O sobrepeso e a obesidade devem ser combatidos e tratados precocemente, para evitar agravos na saúde durante a juventude e depois, no decorrer da vida. Estudos em adultos mostram que 70% das doenças como coronariopatia, câncer e diabetes podem ser prevenidos com a perda ou controle de ganho de peso nas primeiras 2 décadas de vida. Crianças e adolescentes têm o benefício de se valer do crescimento para melhorar a proporção peso/altura. Para eles, o fato de não ganhar peso, mesmo não emagrecendo, já surte resultado, pois continuam crescendo.

É consenso entre os especialistas que a mudança de estilo de vida é o principal meio para a redução e controle do peso. Além da reeducação alimentar e do estímulo à atividade física, certos hábitos devem ser modificados, tais como comer assistindo televisão e não ter rotina para as refeições.

A dieta recomendada é rica em fibras e ômega 3, como verduras, legumes, frutas, castanhas e peixes e pobre em açúcares, sal e gorduras. Os alimentos industrializados devem ser evitados ou controlados, tais como salgadinhos, frituras, bolachas, sucos e chás adoçados. É preciso tomar cuidado para não exagerar na restrição calórica, já que crianças e adolescentes necessitam de energia e nutrientes para o seu crescimento e desenvolvimento.

Aconselha-se atividades físicas diárias durante 60 minutos, sendo que 3 vezes na semana devem ser de média a alta intensidade. Também faz parte do combate ao sedentarismo restringir o tempo dedicado às telas, ou seja, a somatória do tempo em atividades no computador, televisão, celulares e tablets não deve ultrapassar 2 horas ao dia.
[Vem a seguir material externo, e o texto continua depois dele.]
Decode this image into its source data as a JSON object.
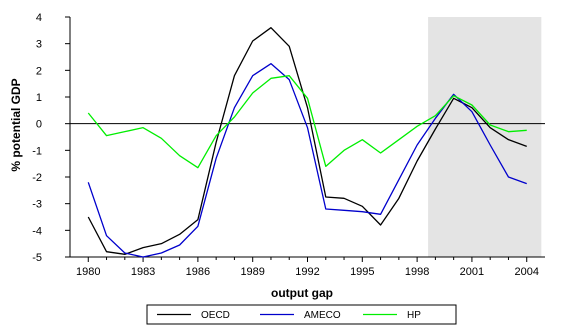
{
  "chart_data": {
    "type": "line",
    "xlabel": "output gap",
    "ylabel": "% potential GDP",
    "xlim": [
      1979,
      2005
    ],
    "ylim": [
      -5,
      4
    ],
    "x_ticks": [
      1980,
      1983,
      1986,
      1989,
      1992,
      1995,
      1998,
      2001,
      2004
    ],
    "y_ticks": [
      -5,
      -4,
      -3,
      -2,
      -1,
      0,
      1,
      2,
      3,
      4
    ],
    "grid": false,
    "legend_position": "bottom",
    "shaded_region": {
      "x_start": 1998.6,
      "x_end": 2004.8,
      "color": "#e4e4e4"
    },
    "zero_line": true,
    "x": [
      1980,
      1981,
      1982,
      1983,
      1984,
      1985,
      1986,
      1987,
      1988,
      1989,
      1990,
      1991,
      1992,
      1993,
      1994,
      1995,
      1996,
      1997,
      1998,
      1999,
      2000,
      2001,
      2002,
      2003,
      2004
    ],
    "series": [
      {
        "name": "OECD",
        "color": "#000000",
        "values": [
          -3.5,
          -4.8,
          -4.9,
          -4.65,
          -4.5,
          -4.15,
          -3.6,
          -0.7,
          1.8,
          3.1,
          3.6,
          2.9,
          0.6,
          -2.75,
          -2.8,
          -3.1,
          -3.8,
          -2.8,
          -1.4,
          -0.2,
          0.95,
          0.6,
          -0.15,
          -0.6,
          -0.85
        ]
      },
      {
        "name": "AMECO",
        "color": "#0000cc",
        "values": [
          -2.2,
          -4.2,
          -4.85,
          -5.0,
          -4.85,
          -4.55,
          -3.85,
          -1.3,
          0.6,
          1.8,
          2.25,
          1.65,
          -0.15,
          -3.2,
          -3.25,
          -3.3,
          -3.4,
          -2.1,
          -0.8,
          0.2,
          1.1,
          0.45,
          -0.8,
          -2.0,
          -2.25
        ]
      },
      {
        "name": "HP",
        "color": "#00ee00",
        "values": [
          0.4,
          -0.45,
          -0.3,
          -0.15,
          -0.55,
          -1.2,
          -1.65,
          -0.45,
          0.25,
          1.15,
          1.7,
          1.8,
          0.95,
          -1.6,
          -1.0,
          -0.6,
          -1.1,
          -0.6,
          -0.1,
          0.3,
          1.05,
          0.7,
          -0.05,
          -0.3,
          -0.25
        ]
      }
    ]
  }
}
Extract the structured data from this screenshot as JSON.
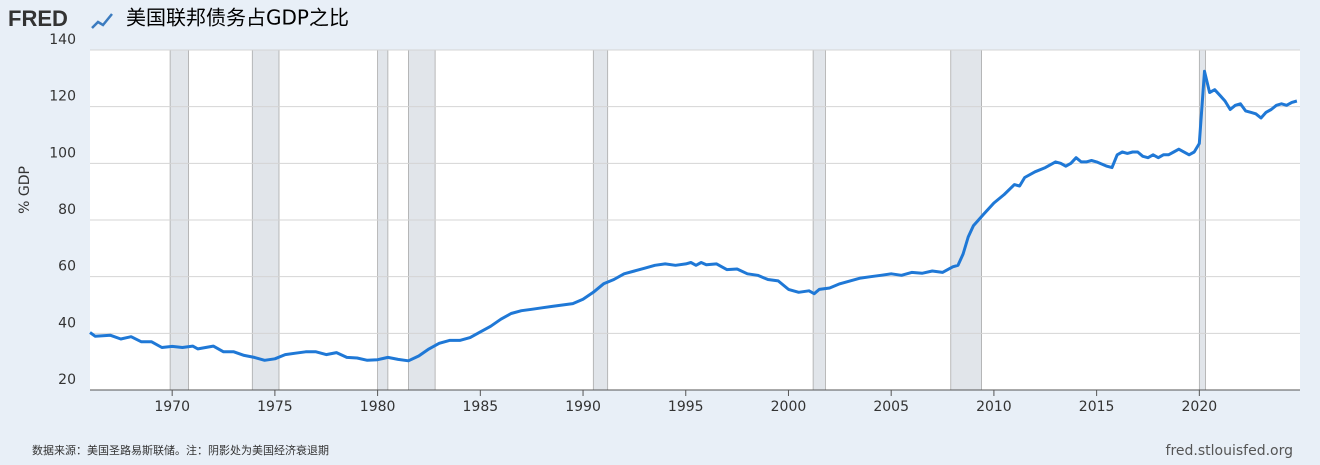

Quando a obesidade for consequência de alguma doença, ou deixar sequelas do ponto de vista físico ou psíquico, o tratamento será orientado pelo médico ou psicólogo.

As famílias obesas devem ter em mente que as pessoas não conseguem modificar seus genes, mas podem melhorar seus hábitos, encorajando seus filhos a se alimentarem de forma saudável e a praticarem atividades físicas. Essas mudanças trazem benefícios para todos os membros da família, inclusive para as próximas gerações, que irão crescer em um ambiente saudável e sem os riscos associados à obesidade.